Financial aid changes put Duke in heated 'alms race'

Despite the considerable buzz it created among students and administrators on campus, the University has had less success heralding its recent drastic overhaul of financial aid to a key demographic: everyone else.

Although the major changes at an elite university might have been expected to garner much attention after their Dec. 8 launch, they were drowned out in the national media by a slew of similar changes taking place at other universities.

Chief among these, Harvard University grabbed headlines just two days after the Duke announcement by committing to a complete elimination of loans from all financial aid packages and an increase in the amount of grants provided for middle- and upper-income families.

Duke's changes, which eliminate parental contributions for families earning less than $60,000 a year as well as replacing all loans with grants for families earning less than $40,000, echo ones Harvard made in 2006, which eliminated contributions from parents under the $60,000-income mark but-at the time-still included loans.

More than a half-dozen schools have announced changes to their financial aid structures recently:

Davidson College announced the replacement of all loans with grants March 19, 2007;

Amherst College eliminated loans entirely July 19;

Williams College eliminated all loans Nov. 1;

the University of Pennsylvania followed Harvard in eliminating undergraduate student loans entirely Dec. 17;

Tufts University announced it would replace loans with grants for families earning less than $40,000 Dec. 19;

Yale University cut the cost of attending by, on average, a third to a half for all students receiving aid Jan. 15;

Dartmouth College eliminated tuition from families earning less than $75,000 a year Jan. 22.

Harvard, however, was not the first top-tier school to nix loans. That distinction goes to Princeton, which did so in 2001.

Though all the schools have emphasized their commitment to making a top-tier education available to qualified students, regardless of income, pressure from Congress helped precipitate the recent flurry of announcements, said Donald Heller, director of the Center for the Study of Higher Education and a professor of education at Pennsylvania State University.

University endowments are tax-exempt, and senators such as Charles Grassley, R-Iowa, and Hillary Clinton, D-N.Y., have suggested that this status should be taken away unless prominent schools start spending 5 percent yearly, which is the requirement for tax-exempt private foundations but not universities. Heller said that recent initiatives by schools are partly in response to these outside pressures.

"It is likely that many of the institutions, particularly the ones with large endowments like Harvard, Yale and Duke, are hoping to get Sen.
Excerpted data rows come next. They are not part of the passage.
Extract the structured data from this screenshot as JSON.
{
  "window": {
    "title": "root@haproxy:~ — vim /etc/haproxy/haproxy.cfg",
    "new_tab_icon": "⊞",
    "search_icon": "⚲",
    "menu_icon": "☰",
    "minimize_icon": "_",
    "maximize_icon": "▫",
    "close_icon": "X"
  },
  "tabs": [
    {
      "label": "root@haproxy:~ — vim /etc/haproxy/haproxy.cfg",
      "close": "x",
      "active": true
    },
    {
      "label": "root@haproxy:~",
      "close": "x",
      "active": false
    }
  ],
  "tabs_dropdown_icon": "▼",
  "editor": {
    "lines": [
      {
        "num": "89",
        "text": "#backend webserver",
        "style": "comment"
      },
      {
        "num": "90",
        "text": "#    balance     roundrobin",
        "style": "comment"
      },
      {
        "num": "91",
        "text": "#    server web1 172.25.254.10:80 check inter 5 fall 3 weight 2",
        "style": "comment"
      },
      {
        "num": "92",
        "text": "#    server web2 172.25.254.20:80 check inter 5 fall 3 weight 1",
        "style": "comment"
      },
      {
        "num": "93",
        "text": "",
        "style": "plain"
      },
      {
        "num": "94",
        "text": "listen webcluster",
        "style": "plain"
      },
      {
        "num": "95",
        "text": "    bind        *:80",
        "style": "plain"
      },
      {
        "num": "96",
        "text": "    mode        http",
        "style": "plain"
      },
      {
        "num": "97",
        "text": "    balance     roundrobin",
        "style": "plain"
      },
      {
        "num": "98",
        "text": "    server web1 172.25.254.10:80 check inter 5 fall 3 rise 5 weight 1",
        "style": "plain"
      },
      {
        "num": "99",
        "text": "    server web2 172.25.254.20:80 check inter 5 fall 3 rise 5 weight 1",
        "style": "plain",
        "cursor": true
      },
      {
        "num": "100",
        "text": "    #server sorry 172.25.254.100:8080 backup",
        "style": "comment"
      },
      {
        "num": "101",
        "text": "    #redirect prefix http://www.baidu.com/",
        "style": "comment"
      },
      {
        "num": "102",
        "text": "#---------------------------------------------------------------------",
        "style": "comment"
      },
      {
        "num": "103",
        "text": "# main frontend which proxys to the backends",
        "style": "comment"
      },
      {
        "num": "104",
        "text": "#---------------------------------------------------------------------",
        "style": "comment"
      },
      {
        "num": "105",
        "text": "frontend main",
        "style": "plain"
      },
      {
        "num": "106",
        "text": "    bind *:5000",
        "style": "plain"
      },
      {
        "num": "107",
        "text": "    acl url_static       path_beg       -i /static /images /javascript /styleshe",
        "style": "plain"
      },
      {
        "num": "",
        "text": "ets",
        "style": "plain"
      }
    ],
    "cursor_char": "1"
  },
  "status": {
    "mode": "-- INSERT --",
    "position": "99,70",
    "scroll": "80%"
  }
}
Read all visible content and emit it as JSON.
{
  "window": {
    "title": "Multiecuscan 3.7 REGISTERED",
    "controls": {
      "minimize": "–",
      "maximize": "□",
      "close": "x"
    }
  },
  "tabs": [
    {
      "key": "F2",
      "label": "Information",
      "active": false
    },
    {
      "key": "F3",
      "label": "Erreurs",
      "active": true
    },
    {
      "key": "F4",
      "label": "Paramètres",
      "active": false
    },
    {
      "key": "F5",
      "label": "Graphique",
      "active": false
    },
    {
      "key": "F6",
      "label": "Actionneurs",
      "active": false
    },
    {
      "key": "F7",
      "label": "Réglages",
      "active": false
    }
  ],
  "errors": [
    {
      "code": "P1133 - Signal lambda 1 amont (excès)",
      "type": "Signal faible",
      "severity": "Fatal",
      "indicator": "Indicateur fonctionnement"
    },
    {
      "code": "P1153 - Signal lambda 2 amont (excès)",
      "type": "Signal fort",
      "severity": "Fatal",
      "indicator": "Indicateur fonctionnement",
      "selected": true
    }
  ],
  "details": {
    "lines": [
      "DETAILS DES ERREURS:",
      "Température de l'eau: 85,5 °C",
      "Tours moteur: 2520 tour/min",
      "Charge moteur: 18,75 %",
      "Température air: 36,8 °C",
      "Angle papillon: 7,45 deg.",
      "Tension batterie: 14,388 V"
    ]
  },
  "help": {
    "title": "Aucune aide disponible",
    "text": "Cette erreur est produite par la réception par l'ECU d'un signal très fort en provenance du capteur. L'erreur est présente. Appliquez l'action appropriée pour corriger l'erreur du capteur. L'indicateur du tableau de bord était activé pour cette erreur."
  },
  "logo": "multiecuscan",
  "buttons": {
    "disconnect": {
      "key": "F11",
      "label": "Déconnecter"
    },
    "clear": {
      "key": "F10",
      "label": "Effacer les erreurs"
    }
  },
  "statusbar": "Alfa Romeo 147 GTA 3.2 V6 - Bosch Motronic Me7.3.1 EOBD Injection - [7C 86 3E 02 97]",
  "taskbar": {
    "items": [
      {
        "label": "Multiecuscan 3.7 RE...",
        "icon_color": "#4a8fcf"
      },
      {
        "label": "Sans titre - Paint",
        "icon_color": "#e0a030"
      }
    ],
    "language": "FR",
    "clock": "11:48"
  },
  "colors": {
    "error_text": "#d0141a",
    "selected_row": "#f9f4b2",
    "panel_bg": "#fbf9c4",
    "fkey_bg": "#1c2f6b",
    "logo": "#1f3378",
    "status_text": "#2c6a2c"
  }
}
Grassley off of their backs by announcing these new initiatives in financial aid," he added.

Educational consultant Steven Roy Goodman suggested in a Dec. 31 editorial in the Boston Globe that Harvard is actually saving $245 million a year by visibly increasing spending on financial aid, but keeping endowment use at 4.3 percent-and not the 5 percent suggested by Grassley and Clinton.

Jim Belvin, director of Duke's Undergraduate Financial Aid Office, acknowledged that Congress has expressed worry about the cost of higher education, but also said the University's changes were the result of the school's own initiative and concerns.
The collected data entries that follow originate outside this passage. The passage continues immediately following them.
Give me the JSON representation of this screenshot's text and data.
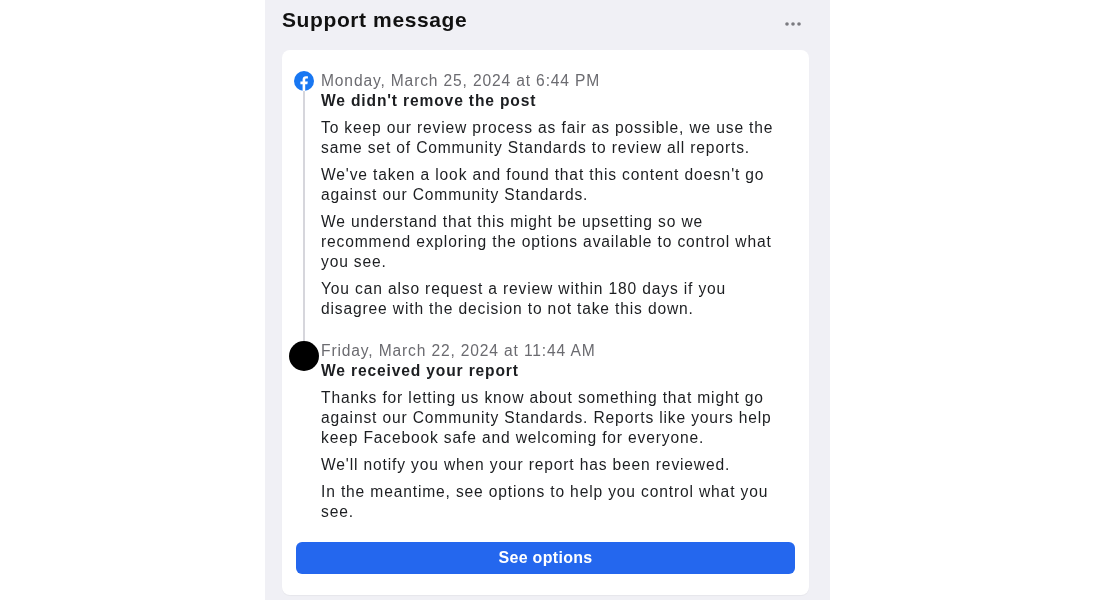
{
  "panel": {
    "title": "Support message"
  },
  "timeline": [
    {
      "kind": "logo",
      "date": "Monday, March 25, 2024 at 6:44 PM",
      "heading": "We didn't remove the post",
      "paragraphs": [
        "To keep our review process as fair as possible, we use the same set of Community Standards to review all reports.",
        "We've taken a look and found that this content doesn't go against our Community Standards.",
        "We understand that this might be upsetting so we recommend exploring the options available to control what you see.",
        "You can also request a review within 180 days if you disagree with the decision to not take this down."
      ]
    },
    {
      "kind": "dot",
      "date": "Friday, March 22, 2024 at 11:44 AM",
      "heading": "We received your report",
      "paragraphs": [
        "Thanks for letting us know about something that might go against our Community Standards. Reports like yours help keep Facebook safe and welcoming for everyone.",
        "We'll notify you when your report has been reviewed.",
        "In the meantime, see options to help you control what you see."
      ]
    }
  ],
  "button": {
    "label": "See options"
  }
}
"We're excited about the opportunity to implement this. We think it will make a huge difference and will allow students to matriculate who might otherwise not even be able to consider it because of the costs," he said. "It's more an effort to do the right thing than an inane competition to see who can spend the most money or outbid each other for students."

Smaller colleges have expressed concern that they will fall behind in an aid arms race or "alms race," and that not all students will benefit as schools struggle to keep up in the competition.

Robert Massa, vice president for enrollment and student life at Dickinson College in Carlisle, Pa., has been a outspoken critic of the aids oneupsmanship, and said colleges like Dickinson lacking sizable endowments are forced to increase tuition from students not receiving financial aid to provide the added benefits.

"The metaphor of a 'financial arms race' does describe well what we are seeing, but it is not new," Heller said. "Outside of those three dozen or so institutions that had not been involved in the merit-aid game, the arms race has already been well underway. But now some of those institutions are clearly jumping into the fray, which will likely lead to an increase in the spiral."

Heller questioned, however, the benefit to students, particularly those from lower-income backgrounds.

"This may be to the advantage of the wealthier students, but it will likely be to the detriment of lower- and truly middle-income students, for whom it will now be harder to get into selective institutions and for whom there may be less financial aid available."

In a competitive paradigm, however, some in the Duke administration point out that differences in endowment size make comparisons difficult.

"[Harvard, Princeton and Yale's] resources so exceed those at other schools, [that] it's really hard to discuss what their options are," Belvin said.

According to the U.S. Department of Education, at the end of 2005, the schools with the two largest endowments, Harvard and Yale, had more than $25 billion and $15 billion, respectively.

Duke, ranked 16th with almost $4 billion, was limited in its options for revamping the financial aid system.

"We took the steps we thought were the best approach and distributed the benefits between current families and students once they graduated," Provost Peter Lange said.

He added that fairly and evenly spreading the additional funding between adding grants and replacing loans was a main priority as the administration deliberated on how best to appropriate additional funding for financial aid.

Yearly reviews will analyze how the University's changes are affecting enrollment, including the percentage of lower-income students matriculating.

"Impact isn't instantaneous," Lange said. "Impact occurs over time... probably three or four years. There are so many schools, so many variables, it's going to be very hard to determine how people are going to make decisions. It's a fabulous sort of natural experiment."